Sementara kegiatan pameran serupa sebenarnya sudah berjalan enam tahun, dan tahun ini (2023) bertema “Self Portrait #2 Ingsun”, yang juga merupakan rangkaian dari acara “Bandung Art Month ke-6” dan dijadikan sebagai acara pembuka. Baru tahun ini pula kegiatan ini mendapat dukungan dari pemerintah.
Kemenparekraf/Baparekraf Sandiaga Uno memberikan pidatonya, dan pada pembukaan acara pameran yang berlangsung dari tanggal 20 Agustus – 20 September 2023, Kepala Dinas Kepala Dinas Kebudayaan dan Pariwisata (Disbudpar) Kota Bandung, Arief Syaifudin dan perwakilan dari Kemenparekraf turut hadir dan memeriahkan acara.
Bisa dibilang, acara pembukaan pameran tersebut sukses berat, banyak peserta yang turut pameran dan banyak sekali pengunjung yang hadir. Saya pun berjumpa dengan banyak kawan lama yang selama ini tidak pernah berjumpa. Begitu ruang pameran dibuka, pengunjung bahkan berebut masuk untuk melihat.
Namun, dari semua yang ada malam itu, yang paling membuat saya tertarik adalah sebuah papan besar berisi tulisan yang berada tepat di pintu masuk pameran. Di sana ditulis penjelasan kata “Ingsun”, yang dikenal dari ajaran tasawuf Syekh Siti Jenar, dengan makna menemukan dan mengenal “diri”.

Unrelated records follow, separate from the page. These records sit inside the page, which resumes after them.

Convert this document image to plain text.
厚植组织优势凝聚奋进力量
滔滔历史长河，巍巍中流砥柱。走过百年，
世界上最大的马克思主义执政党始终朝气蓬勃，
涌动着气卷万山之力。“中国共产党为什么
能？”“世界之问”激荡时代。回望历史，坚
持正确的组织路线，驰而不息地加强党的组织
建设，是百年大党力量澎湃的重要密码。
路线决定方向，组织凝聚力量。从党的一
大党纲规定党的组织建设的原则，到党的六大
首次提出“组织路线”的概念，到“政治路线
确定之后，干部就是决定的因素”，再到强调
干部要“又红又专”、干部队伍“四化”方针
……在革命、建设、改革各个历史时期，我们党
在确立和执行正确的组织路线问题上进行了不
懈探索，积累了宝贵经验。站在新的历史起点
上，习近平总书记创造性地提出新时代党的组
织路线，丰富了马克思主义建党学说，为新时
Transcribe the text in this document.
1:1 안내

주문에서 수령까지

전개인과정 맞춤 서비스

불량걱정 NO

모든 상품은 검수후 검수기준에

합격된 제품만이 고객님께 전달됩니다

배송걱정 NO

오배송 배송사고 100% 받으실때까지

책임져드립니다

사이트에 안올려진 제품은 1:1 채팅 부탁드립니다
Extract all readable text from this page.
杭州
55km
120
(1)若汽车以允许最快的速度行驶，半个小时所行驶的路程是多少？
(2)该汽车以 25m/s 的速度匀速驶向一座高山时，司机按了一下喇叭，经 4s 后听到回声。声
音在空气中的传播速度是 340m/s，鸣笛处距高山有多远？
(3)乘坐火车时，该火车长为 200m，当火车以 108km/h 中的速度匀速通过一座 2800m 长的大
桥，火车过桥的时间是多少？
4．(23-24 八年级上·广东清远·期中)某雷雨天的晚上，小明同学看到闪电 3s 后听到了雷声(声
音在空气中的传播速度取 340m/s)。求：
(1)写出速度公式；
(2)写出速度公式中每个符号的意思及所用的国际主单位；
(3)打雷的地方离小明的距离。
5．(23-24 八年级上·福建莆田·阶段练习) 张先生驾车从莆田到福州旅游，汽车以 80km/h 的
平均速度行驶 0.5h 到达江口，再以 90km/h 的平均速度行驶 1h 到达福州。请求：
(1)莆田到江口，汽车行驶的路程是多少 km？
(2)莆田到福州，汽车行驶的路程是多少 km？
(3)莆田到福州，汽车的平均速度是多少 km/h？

Cukup kalimat itu saja membuat saya berpikir dan kilas balik pengalaman saya pribadi. Wajar bila tidak mudah untuk membuat lukisan “self portrait“, sebab untuk menemukan dan mengenal diri membutuhkan proses panjang yang sungguh sangat tidak mudah. Apalagi kemudian untuk menguraikannya secara jujur dan gamblang dalam bentuk visual, ada banyak problematik di dalamnya.

Ketika saya memutuskan untuk melukis mawar merah di depan lukisan wajah saya sendiri, saya memang berpikir bahwa orang mudah terpesona dengan keindahan memukaunya, lupa akan duri-duri yang melindungi mawar merah agar tidak mudah dipetik. Dan saya sendiri, bukan pribadi yang mudah ditebak.
Banyak yang salah menduga hanya dari penampilan, sekedar baca atau melihat karya-karya saya tanpa memaknai lebih lanjut, dan tidak tahu banyak tentang diri saya. Saya memang tidak terlalu suka juga diketahui banyak orang atas apa yang saya pikirkan, lakukan, dan apalagi soal bagaimana kehidupan saya pribadi yang sesungguhnya.
Saya pun akhirnya jadi terdiam sejenak karena ada banyak kata-kata tanpa suara yang bersahutan di dalam hati dan benak. Pameran ini, membuat saya merenung dan berpikir. Bukan hanya pada saat itu saja, tetapi hingga saat saya menulis tulisan ini, dan entah kapan berhentinya.
Terima kasih saya ucapkan kepada Wildan, Kang Tonny, Kang Freddy, bdgconnex, para seniman dan panitia acara, dan semua tamu yang hadir.
“Ingsun”, wajah diri di cermin kanvas, apa yang akan saya lukis kemudian bila membuat lagi wajah diri di atas kanvas? Apakah tetap sama atau berubah?! Sudahkah saya menemukan diri saya sendiri?!